Çok saçma ancak adidas giyenlere söylenir. Bilgisiz topluma mı yanarsın yoksa bu mantığa bakılırsa milyonlarca burjuva olduğuna mı? (bkz: beyin bedava)
şehir surlarına veya kalelerine burg denilirdi. ticaretle uğraşan orta kesim halkı, şehirlerdeki soylu ailelerden kendilerini ayırmak için bourgeois (burjuva) diye isimlendirilmeye başladılar. bu ticari sınıf italya'da doğmaya başlamıştır.
karl marx ve engels'ın komünist manifestosundan soylu kişileri tabir etmek amacıyla kullandığı isimdir. günümüzde faşistlik damgası vurup, türk'ü bu iki komünistin tasvir ettiği isme layık gören hödüklerin kanı bozuk kişiler olduğu ortadadır.
aydın, ilerici, yürütücü kitle. ayak takımının/proleteryanın/yığınların palazlandığı yerlerde sevilmezler ve tilki gibi avlanırlar. ancak bu gerizekalı avam takımı burjuva sınıfını yok ettiği için tüm ilerici kitle de yok olduğundan fazla büyümeden kafaları içeriden veya dışarıdan, bir şekilde ezilir, ezilecektir.
köylüyle işçiyle uzaktan yakından ilgisi olmayan kişidir. bir kaç kuşak ötesinden beri kapitalist, üretim araçlarına sahip, zenginliğin tüm imtiyazlarından yararlanan esas amaçları üretmek ve tüketmek olan şehirli vatandaştır burjuva.

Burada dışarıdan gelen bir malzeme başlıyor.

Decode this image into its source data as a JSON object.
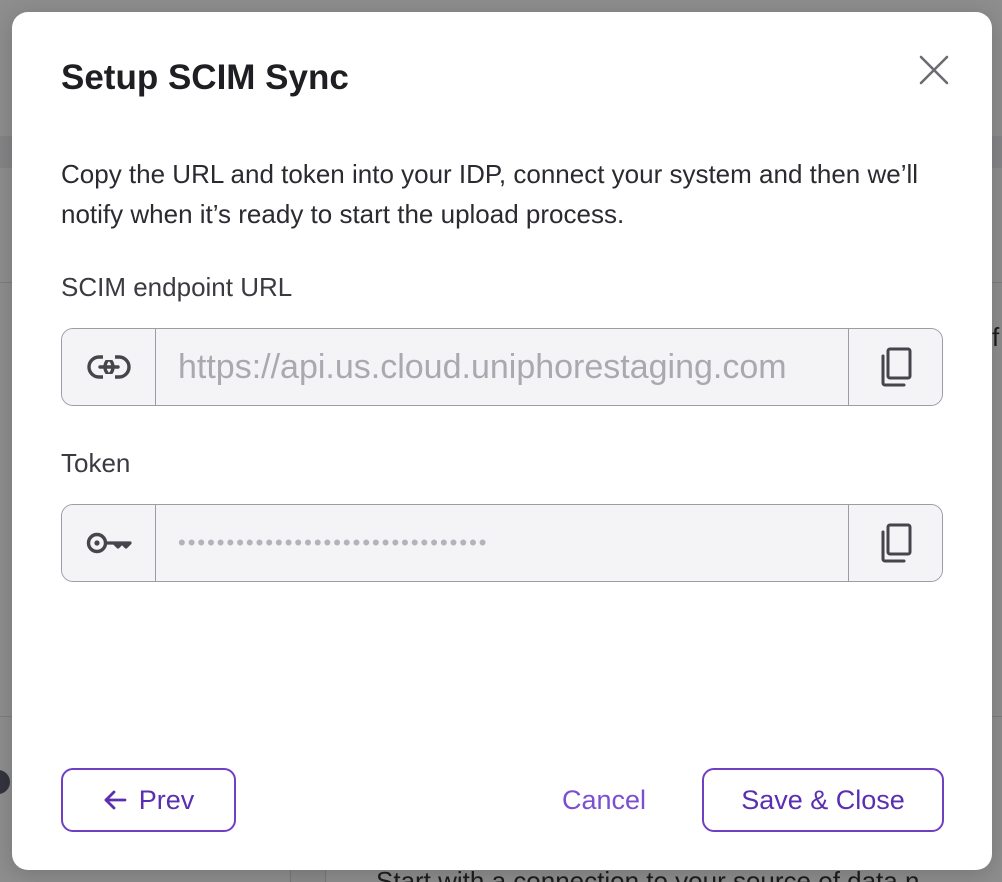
{
  "background": {
    "partial_text_right": "f",
    "footer_text": "Start with a connection to your source of data n"
  },
  "modal": {
    "title": "Setup SCIM Sync",
    "description": "Copy the URL and token into your IDP, connect your system and then we’ll notify when it’s ready to start the upload process.",
    "fields": {
      "endpoint": {
        "label": "SCIM endpoint URL",
        "value": "https://api.us.cloud.uniphorestaging.com",
        "prefix_icon": "link-icon",
        "suffix_icon": "copy-icon"
      },
      "token": {
        "label": "Token",
        "value": "••••••••••••••••••••••••••••••••",
        "prefix_icon": "key-icon",
        "suffix_icon": "copy-icon"
      }
    },
    "buttons": {
      "prev": "Prev",
      "cancel": "Cancel",
      "save": "Save & Close"
    }
  },
  "colors": {
    "accent": "#6f3fc4",
    "accent_text": "#5a2fb0",
    "title_text": "#1f1f23",
    "field_bg": "#f4f4f6",
    "field_border": "#9c9ca6"
  }
}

marksist terminolojide artı değer üretim yapan eskiden olan ruhbanların, köle sahiplerinin, toprak ağalarının kısacası; sanayileşme ile beraber kendilerini günümüz kapitalist sistemine entegre etmesiyle egemen sınıfa verilen isim.
Burjuva toprağa bağlı değildir; geçimini ticaret ve zanaatla sağlamaktadır. Zamanla bu sınıfın çıkarları, hem feodal toprak düzeniyle, hem de kentlerdeki zanaat erbabının ilişkilerini düzenleyen korporasyonların sıkı disipliniyle çelişmeye başlamıştır.
***
Burjuvaları, iktisadî hayatta oynadıkları role ve toplum içindeki yerlerine göre çeşitli kategorilere ayırmak gerekir. Bu konuda şöyle bir sıralama yapmak mümkündür: gayrı menkul kirasından geçinen pasif burjuvalar, serbest meslek sahipleri (avukatlar, noterler, doktorlar v.b.), orta ve küçük burjuvaziyi meydana getiren esnaf ve zanaatkarlar, geliri meta üretimiyle ticarete dayanan, kâr yoluyla iktisadî üstünlüğü ele geçirmiş olan büyük burjuvazi.
Burjuvalar üçüncü sınıf (ordre) içinde azınlıktadırlar. Fransız ihtilâlinin sosyalist tarihini yazan J. Jaures, burjuvazinin zenginleşme kaynakları arasında, ticaret, manüfaktür üretimi ve faizciliğin yanında, vergi mültezimliğinin de önemli bir yeri olduğunu, on sekizinci yüzyılda burjuvaların malî yönden devlete hâkim duruma geldiklerini belirtmektedir.
***
Jaures'e göre bu zengin sınıf, On dört ve On beşinci Louis'lerin ingiltere, Avusturya ve Prusya'ya karşı yürüttükleri savaşları, devlete açtığı kredilerle desteklemiştir. Böylece devlet hazinesinden alacağı gittikçe kabaran burjuvaziye, siyasî iktidarın kapıları açılmıştır.
***
On sekizinci yüzyıl Fransız burjuvazisi, akla öncelik tanıyan bu dünya görüşüne dayanarak eski rejimi sıkı bir eleştiri süzgecinden geçiriyor, kendi amaç ve isteklerine uygun olarak biçimlendirilmiş bulunan bu dünya görüşünü, bütün Fransızlara, bunun da üstünde ona evrensel bir nitelik kazandırarak bütün insanlara seslenen bir felsefe haline getirmeyi başarıyordu.
ordre (tiers etat): ihtilal öncesi fransası'nda hukuken imtiyazlı olan asiller ve rahiplerin aksine, imtiyazsız halk sınıflarıdır. burjuvaziden ve serflerden oluşur.